In 2009, Doc was named as a top ten CNN Hero for that year.

Money matters, guys. It does. A lot. All the good deeds in the world are impossible without money. Hope you learn to master it too. I’m trying. Immediately after I finished high school, I dived headfirst into learning the basics of investing in the stock market. Thanks to Law of Attraction, I now work at Sharesansar, Nepal’s most reputed company when it comes to the capital market. I also started this website you’re reading right now to document my entire journey in the Nepal Stock Exchange (NEPSE). Furthermore, I have an Instagram page @nepsetrader to connect with people who have the same passion that I do.

All this for what? For the money, dammit. I say this without shame. For the money. The miracles that are possible with money. In your personal life and for humanity.

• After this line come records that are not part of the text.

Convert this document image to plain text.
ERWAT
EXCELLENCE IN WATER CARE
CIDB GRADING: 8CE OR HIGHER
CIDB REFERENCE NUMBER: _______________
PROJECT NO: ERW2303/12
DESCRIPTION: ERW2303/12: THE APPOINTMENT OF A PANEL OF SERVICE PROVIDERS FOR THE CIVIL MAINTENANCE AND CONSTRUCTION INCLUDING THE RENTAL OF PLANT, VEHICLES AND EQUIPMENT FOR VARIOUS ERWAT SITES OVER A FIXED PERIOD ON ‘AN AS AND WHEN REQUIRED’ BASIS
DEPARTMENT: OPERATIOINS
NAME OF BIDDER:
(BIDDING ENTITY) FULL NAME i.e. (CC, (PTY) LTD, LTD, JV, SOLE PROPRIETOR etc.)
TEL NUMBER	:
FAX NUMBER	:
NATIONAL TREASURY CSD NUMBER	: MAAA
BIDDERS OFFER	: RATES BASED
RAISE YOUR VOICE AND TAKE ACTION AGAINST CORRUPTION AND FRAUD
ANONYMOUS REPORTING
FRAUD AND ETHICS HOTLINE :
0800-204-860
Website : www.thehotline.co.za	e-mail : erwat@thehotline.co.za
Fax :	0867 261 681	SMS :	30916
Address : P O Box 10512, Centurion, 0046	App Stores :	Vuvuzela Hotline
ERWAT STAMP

Goal 2: To have a hard skill

Writing, communication, networking, debating: these are just soft skills. Authors have created a fortune by writing bestsellers, and speakers have created millions hosting conferences (which my mentor Dan Pena says “filling asses on seminar seats”), but you get my point.

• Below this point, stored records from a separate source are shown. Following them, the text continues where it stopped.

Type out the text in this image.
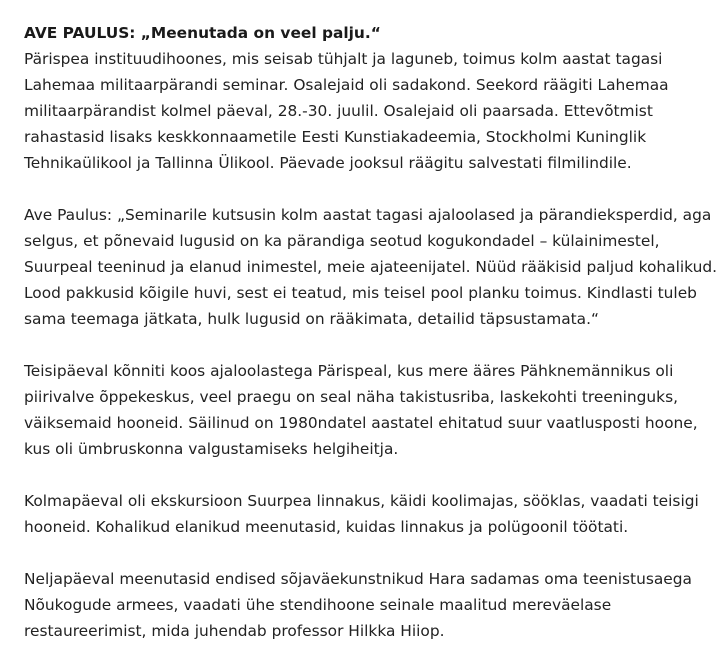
AVE PAULUS: „Meenutada on veel palju.“
Pärispea instituudihoones, mis seisab tühjalt ja laguneb, toimus kolm aastat tagasi Lahemaa militaarpärandi seminar. Osalejaid oli sadakond. Seekord räägiti Lahemaa militaarpärandist kolmel päeval, 28.-30. juulil. Osalejaid oli paarsada. Ettevõtmist rahastasid lisaks keskkonnaametile Eesti Kunstiakadeemia, Stockholmi Kuninglik Tehnikaülikool ja Tallinna Ülikool. Päevade jooksul räägitu salvestati filmilindile.

Ave Paulus: „Seminarile kutsusin kolm aastat tagasi ajaloolased ja pärandieksperdid, aga selgus, et põnevaid lugusid on ka pärandiga seotud kogukondadel – külainimestel, Suurpeal teeninud ja elanud inimestel, meie ajateenijatel. Nüüd rääkisid paljud kohalikud. Lood pakkusid kõigile huvi, sest ei teatud, mis teisel pool planku toimus. Kindlasti tuleb sama teemaga jätkata, hulk lugusid on rääkimata, detailid täpsustamata.“

Teisipäeval kõnniti koos ajaloolastega Pärispeal, kus mere ääres Pähknemännikus oli piirivalve õppekeskus, veel praegu on seal näha takistusriba, laskekohti treeninguks, väiksemaid hooneid. Säilinud on 1980ndatel aastatel ehitatud suur vaatlusposti hoone, kus oli ümbruskonna valgustamiseks helgiheitja.

Kolmapäeval oli ekskursioon Suurpea linnakus, käidi koolimajas, sööklas, vaadati teisigi hooneid. Kohalikud elanikud meenutasid, kuidas linnakus ja polügoonil töötati.

Neljapäeval meenutasid endised sõjaväekunstnikud Hara sadamas oma teenistusaega Nõukogude armees, vaadati ühe stendihoone seinale maalitud mereväelase restaureerimist, mida juhendab professor Hilkka Hiiop.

You NEED to have a hard skill to serve the people of the world. A smart-mouthed salesman can’t sell if he does not have a product. A writer can’t finish a book if he has not lived a life with a story worth listening to.

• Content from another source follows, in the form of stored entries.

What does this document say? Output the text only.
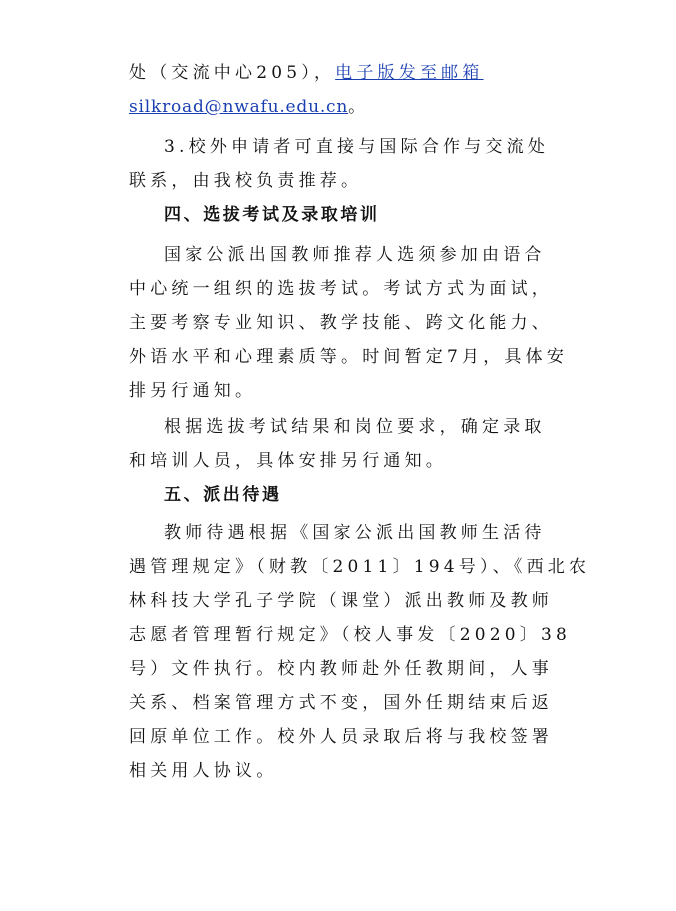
处（交流中心205），电子版发至邮箱
silkroad@nwafu.edu.cn。
3.校外申请者可直接与国际合作与交流处
联系，由我校负责推荐。
四、选拔考试及录取培训
国家公派出国教师推荐人选须参加由语合
中心统一组织的选拔考试。考试方式为面试，
主要考察专业知识、教学技能、跨文化能力、
外语水平和心理素质等。时间暂定7月，具体安
排另行通知。
根据选拔考试结果和岗位要求，确定录取
和培训人员，具体安排另行通知。
五、派出待遇
教师待遇根据《国家公派出国教师生活待
遇管理规定》（财教〔2011〕194号）、《西北农
林科技大学孔子学院（课堂）派出教师及教师
志愿者管理暂行规定》（校人事发〔2020〕38
号）文件执行。校内教师赴外任教期间，人事
关系、档案管理方式不变，国外任期结束后返
回原单位工作。校外人员录取后将与我校签署
相关用人协议。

Combine this with the fact that I have always considered that people in tech are from an entirely different world altogether. Students in IT speak in terminologies that a layman doesn’t understand. I need to change that if I want to have a meaningful conversation with the tech guys and collaborate with them in a corporate setting. This is why I chose programming as a good hard skill to have.

I first started with Python, given its capabilities to work with a massive amount of data. I figured this would be helpful to me since I am also considering algorithmic stock trading as my career plan. However, after learning data scraping, I figured I would be better off learning in the niche that would show results quickly, not when I own a hedge fund 10 years into the future.

Right now, I am learning Flutter along with Dart, a combination of which will allow building cross-platform applications. Combined with my data scraping capabilities, you might see me unveiling cool apps sometime in the near future. Stick around for that.

As a side note, if you are actually reading this article till this point, please do not come to me and say that you read it. Otherwise, I will get a false sense of accomplishment (now that people have already read about my “cool” plan) and I might never finish my projects.

Goal 3: To be a better human being

Physically. Socially. Mentally. Spiritually.

I am working out regularly, and I mean every single day, thanks to the 60-days working out streak I am trying to complete on my personal Instagram. I am learning Mandarin Chinese since China is an emerging world force and we are their neighbors. I hike regularly to wander and meet new people.

I would love to experiment with Yoga now, but I just can’t sit still. If you’re reading this and you do yoga, please come teach me without ever telling me you read this article.

We get one life, and I mean one. Literally. Let’s be the best. At everything. Let’s try, at least.